Una evidencia de ello es el continuo llamado, por parte de la presidenta Sheinbaum, a permanecer unidos, pero no dar señales al respecto: no llegaron todas (se excluye a las que opinan diferente o son opositoras), no integró a la Presidenta (con A) del Poder Judicial en la celebración del 5 de febrero, y ni siquiera dentro de su partido logran unidad y, en ansias de más poder, se pelean unos contra otros.
Otra evidencia es la repetida consigna de que “nosotros no pactamos con delincuentes… (buscamos) disminuir la impunidad”, pero se permite publicitar fotos de presuntos delincuentes (funcionarios públicos de alto nivel) recibiendo su credencial de afiliación a Morena o descaradamente posando junto a algún representante de la delincuencia organizada.
Una más es la famosa iniciativa para acabar con el nepotismo: la sesión de las comisiones unidas en el Senado estuvo presidida por el senador Saúl Monreal, hermano del gobernador David Monreal y de Ricardo Monreal, líder de los diputados morenistas, quien a su vez es padre de Caty Monreal, la directora del Instituto Nacional de Economía Social. ¿Será que no les preocupa porque dicha ley entrará en vigor en 2027?
Hablando de nepotismo, se trata de una forma de corrupción (que dice la presidenta que ya se acabó) consistente en asignar empleos o conceder favores en un entorno de trabajo a familiares (como la familia Monreal) y amigos.
Para Thomas Hobbes, el nepotismo es una forma de corrupción que debilita el Estado; Jean-Jacques Rousseau lo calificó como una forma de tiranía que ignora el mérito y la capacidad; y la RAE lo define como “utilización de un cargo para designar a familiares o amigos en determinados empleos; concederles otros tipos de favores, al margen del principio de mérito y capacidad”.

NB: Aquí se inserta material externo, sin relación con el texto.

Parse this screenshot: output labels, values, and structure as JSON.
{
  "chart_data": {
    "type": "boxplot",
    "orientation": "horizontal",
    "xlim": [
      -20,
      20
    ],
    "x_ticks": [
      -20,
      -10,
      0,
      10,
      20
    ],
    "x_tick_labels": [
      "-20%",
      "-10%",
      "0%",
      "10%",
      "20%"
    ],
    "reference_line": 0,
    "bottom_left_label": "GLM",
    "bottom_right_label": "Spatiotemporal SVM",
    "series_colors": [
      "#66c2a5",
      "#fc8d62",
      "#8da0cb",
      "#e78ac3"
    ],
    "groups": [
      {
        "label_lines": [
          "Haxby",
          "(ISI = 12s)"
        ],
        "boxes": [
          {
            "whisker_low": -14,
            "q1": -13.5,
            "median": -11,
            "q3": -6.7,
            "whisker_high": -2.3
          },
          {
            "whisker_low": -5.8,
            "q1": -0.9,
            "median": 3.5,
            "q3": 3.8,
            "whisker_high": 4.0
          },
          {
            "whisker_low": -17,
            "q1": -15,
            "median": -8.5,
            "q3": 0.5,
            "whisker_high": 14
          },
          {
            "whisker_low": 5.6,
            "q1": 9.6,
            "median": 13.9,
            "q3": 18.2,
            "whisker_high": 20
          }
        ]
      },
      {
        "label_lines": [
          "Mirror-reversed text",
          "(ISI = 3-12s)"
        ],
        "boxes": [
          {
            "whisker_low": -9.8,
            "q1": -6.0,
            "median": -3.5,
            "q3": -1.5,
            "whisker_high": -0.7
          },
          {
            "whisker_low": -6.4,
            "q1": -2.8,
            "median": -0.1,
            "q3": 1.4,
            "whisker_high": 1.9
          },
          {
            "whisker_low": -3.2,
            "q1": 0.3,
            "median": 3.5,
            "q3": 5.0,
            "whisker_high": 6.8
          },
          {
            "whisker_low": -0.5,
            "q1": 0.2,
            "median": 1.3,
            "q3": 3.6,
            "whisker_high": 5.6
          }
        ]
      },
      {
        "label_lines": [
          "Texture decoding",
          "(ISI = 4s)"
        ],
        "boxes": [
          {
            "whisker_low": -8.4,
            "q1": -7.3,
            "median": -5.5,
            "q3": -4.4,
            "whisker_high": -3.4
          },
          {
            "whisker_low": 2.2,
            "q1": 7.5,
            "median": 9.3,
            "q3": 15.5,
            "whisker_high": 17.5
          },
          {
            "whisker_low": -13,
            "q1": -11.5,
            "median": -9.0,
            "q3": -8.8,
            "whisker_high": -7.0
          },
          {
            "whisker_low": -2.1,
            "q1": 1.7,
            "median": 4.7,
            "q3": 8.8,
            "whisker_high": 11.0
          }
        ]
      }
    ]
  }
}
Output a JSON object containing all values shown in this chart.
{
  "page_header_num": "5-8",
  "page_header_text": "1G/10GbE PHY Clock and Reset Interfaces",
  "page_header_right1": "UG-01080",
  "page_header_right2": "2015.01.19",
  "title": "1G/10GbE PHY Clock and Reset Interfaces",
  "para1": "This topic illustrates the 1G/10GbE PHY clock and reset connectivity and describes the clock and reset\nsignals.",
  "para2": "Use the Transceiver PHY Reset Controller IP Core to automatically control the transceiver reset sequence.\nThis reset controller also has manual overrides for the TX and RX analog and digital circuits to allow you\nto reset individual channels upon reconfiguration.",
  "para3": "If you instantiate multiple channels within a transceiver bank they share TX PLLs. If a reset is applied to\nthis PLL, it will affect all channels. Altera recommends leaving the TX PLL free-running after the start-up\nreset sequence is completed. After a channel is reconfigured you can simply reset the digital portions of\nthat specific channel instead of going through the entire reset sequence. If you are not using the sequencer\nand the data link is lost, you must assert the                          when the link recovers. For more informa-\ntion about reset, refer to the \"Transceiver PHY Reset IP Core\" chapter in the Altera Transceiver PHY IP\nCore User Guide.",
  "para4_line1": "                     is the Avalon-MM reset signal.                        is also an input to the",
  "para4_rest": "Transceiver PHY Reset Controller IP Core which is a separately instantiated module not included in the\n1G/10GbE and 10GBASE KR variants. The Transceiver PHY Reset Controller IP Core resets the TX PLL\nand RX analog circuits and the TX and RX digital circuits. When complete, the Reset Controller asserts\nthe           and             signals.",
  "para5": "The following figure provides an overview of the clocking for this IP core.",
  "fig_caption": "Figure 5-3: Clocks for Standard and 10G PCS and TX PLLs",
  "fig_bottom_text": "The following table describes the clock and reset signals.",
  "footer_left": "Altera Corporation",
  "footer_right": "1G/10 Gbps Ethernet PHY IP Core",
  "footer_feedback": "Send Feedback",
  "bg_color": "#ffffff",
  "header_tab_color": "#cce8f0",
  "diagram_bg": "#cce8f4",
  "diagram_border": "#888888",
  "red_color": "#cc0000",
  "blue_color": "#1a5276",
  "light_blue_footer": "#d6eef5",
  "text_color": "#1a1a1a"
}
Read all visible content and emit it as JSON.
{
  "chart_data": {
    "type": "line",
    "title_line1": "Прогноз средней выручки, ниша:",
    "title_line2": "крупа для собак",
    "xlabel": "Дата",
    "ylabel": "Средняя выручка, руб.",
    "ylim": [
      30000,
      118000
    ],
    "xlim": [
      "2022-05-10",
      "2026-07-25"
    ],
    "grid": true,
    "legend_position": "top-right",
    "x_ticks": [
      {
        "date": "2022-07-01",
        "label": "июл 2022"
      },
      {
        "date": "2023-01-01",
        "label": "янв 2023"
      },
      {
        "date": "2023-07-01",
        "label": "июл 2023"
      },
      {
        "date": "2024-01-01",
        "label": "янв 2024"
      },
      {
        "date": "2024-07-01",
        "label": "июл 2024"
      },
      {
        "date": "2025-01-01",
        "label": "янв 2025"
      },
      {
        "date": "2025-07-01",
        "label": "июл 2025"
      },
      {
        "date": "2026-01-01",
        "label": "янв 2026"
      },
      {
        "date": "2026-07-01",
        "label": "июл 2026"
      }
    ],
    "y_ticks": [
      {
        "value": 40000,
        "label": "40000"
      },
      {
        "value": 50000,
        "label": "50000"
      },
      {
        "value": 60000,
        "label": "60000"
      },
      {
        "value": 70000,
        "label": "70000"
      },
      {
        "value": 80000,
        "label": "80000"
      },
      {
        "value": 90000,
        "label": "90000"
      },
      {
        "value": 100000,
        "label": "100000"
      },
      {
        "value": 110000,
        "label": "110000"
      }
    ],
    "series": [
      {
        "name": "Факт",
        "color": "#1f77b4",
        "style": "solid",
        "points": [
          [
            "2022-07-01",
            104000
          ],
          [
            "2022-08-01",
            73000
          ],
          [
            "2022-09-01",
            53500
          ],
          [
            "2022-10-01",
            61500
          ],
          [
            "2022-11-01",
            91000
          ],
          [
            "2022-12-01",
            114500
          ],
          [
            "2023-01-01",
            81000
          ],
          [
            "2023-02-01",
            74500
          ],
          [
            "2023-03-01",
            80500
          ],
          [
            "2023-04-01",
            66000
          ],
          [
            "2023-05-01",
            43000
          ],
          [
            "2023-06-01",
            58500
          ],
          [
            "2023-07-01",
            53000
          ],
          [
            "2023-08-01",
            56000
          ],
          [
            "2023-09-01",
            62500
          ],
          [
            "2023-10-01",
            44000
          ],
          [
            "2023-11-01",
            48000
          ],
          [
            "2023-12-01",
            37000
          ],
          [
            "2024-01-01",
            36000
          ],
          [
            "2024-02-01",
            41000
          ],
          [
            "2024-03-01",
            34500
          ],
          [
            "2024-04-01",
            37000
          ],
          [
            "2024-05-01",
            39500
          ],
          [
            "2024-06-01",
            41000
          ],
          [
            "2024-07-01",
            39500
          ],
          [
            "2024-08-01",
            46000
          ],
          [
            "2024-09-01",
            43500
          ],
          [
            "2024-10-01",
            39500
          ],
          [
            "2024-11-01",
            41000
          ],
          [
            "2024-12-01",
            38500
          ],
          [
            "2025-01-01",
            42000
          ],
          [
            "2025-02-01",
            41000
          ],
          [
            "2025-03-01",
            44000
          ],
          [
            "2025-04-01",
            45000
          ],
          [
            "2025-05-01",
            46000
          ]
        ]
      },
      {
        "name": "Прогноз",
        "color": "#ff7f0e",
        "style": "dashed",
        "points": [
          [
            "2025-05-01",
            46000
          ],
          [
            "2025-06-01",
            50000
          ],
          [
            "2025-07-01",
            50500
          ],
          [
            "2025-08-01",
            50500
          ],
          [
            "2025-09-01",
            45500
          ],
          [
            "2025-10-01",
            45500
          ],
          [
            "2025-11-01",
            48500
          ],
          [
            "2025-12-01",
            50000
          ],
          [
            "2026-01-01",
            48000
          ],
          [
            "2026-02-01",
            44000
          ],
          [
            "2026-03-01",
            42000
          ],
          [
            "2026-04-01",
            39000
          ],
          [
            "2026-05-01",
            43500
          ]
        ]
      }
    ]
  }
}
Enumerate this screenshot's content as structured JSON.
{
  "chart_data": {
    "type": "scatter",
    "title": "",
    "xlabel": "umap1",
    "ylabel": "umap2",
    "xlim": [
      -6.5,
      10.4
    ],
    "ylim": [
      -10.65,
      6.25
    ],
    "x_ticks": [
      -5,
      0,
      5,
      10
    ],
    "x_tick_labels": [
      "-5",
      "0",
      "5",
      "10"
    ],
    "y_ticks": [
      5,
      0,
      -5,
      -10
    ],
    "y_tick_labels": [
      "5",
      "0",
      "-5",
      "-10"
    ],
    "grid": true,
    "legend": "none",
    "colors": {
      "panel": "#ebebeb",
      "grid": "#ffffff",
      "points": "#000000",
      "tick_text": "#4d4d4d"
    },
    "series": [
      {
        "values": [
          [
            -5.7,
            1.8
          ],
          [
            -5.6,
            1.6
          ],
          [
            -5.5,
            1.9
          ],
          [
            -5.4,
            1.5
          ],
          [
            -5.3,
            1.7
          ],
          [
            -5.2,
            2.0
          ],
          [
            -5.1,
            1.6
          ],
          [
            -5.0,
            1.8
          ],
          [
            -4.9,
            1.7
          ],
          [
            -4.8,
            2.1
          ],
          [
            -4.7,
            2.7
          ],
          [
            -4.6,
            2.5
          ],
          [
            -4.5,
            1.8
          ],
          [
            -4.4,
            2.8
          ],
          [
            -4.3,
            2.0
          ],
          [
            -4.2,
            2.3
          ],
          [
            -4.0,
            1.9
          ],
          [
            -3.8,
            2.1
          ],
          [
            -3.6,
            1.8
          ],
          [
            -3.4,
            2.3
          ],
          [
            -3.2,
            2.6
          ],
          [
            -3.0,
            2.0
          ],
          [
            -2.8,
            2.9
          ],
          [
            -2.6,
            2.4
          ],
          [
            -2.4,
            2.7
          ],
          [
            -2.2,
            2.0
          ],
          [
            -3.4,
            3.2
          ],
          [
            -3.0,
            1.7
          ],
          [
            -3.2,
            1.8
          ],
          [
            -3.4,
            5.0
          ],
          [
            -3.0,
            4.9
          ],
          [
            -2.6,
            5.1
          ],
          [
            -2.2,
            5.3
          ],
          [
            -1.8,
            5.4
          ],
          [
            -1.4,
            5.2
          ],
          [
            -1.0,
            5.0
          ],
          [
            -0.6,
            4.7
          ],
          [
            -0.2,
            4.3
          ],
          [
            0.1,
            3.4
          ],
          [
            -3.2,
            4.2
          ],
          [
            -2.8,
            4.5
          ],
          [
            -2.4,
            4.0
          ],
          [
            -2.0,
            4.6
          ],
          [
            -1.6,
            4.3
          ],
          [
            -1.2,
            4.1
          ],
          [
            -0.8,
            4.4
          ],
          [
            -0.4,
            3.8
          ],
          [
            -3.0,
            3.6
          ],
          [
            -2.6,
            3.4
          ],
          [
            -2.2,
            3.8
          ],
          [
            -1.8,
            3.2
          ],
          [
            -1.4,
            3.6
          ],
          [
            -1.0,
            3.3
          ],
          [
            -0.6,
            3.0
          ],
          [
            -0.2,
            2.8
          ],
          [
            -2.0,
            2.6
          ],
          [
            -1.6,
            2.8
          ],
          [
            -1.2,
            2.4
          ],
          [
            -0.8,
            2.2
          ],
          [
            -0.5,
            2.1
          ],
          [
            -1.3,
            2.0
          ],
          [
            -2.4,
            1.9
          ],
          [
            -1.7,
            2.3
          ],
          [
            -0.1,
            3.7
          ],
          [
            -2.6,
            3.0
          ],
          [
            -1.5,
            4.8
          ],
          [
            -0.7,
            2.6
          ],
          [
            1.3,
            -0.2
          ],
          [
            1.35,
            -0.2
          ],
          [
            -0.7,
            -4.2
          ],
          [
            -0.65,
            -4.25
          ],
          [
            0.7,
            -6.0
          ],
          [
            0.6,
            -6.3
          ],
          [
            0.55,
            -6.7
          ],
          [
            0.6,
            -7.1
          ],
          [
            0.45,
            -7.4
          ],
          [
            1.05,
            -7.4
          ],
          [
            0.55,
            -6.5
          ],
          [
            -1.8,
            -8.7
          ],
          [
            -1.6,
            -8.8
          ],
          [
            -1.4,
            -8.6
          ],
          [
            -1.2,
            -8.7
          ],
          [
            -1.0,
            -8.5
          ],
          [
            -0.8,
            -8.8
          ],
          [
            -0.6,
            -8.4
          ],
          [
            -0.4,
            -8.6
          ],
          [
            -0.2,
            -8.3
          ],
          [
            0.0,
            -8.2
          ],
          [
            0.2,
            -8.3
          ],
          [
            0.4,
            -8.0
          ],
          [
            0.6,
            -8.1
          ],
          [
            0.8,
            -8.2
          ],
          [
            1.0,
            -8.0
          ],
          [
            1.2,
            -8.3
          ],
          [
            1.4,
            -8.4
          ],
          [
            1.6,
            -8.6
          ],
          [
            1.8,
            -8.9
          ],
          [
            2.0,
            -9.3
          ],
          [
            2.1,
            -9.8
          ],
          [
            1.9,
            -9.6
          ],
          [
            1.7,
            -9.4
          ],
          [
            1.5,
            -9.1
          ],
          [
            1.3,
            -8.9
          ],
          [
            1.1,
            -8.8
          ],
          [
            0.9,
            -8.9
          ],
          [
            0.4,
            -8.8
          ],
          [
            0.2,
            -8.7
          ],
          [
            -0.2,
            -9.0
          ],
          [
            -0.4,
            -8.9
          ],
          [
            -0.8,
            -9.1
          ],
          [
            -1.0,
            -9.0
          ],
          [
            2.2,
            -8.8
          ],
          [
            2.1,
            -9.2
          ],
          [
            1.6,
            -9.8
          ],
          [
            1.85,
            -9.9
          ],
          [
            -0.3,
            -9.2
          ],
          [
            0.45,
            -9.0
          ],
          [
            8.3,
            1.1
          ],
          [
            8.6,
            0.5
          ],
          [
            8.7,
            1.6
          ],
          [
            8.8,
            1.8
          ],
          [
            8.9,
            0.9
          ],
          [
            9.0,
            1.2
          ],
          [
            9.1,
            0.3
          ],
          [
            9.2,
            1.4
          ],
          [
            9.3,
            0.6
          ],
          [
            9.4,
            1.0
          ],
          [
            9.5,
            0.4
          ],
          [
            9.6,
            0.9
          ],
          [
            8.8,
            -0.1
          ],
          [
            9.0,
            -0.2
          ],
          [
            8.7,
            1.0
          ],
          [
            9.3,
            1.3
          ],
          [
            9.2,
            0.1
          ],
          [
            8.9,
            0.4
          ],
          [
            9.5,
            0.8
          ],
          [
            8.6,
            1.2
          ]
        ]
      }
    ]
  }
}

En México, los gobiernos han preferido adoptar el concepto de Maquiavelo: “Una herramienta pragmática que puede ser útil en ciertas circunstancias”, como lo ha sido desde al menos la época de Venustiano Carranza, quien designó a familiares y allegados en cargos importantes, pasando por Echeverría y su hermano Rodolfo; López Portillo y su hermana e hijo; Salinas y su “hermano incómodo”; Fox y los hijos de su esposa, hasta AMLO que concedió favores a los amigos de sus hijos para lograr enriquecerse (aunque siempre ha dicho que no son iguales), los Batres, los Murat, los Yunes, los Tadei, los Esquivel Mosa, y muchos apellidos más.
Tenemos una 4T llena de paradojas… lo triste es que las seguimos permitiendo.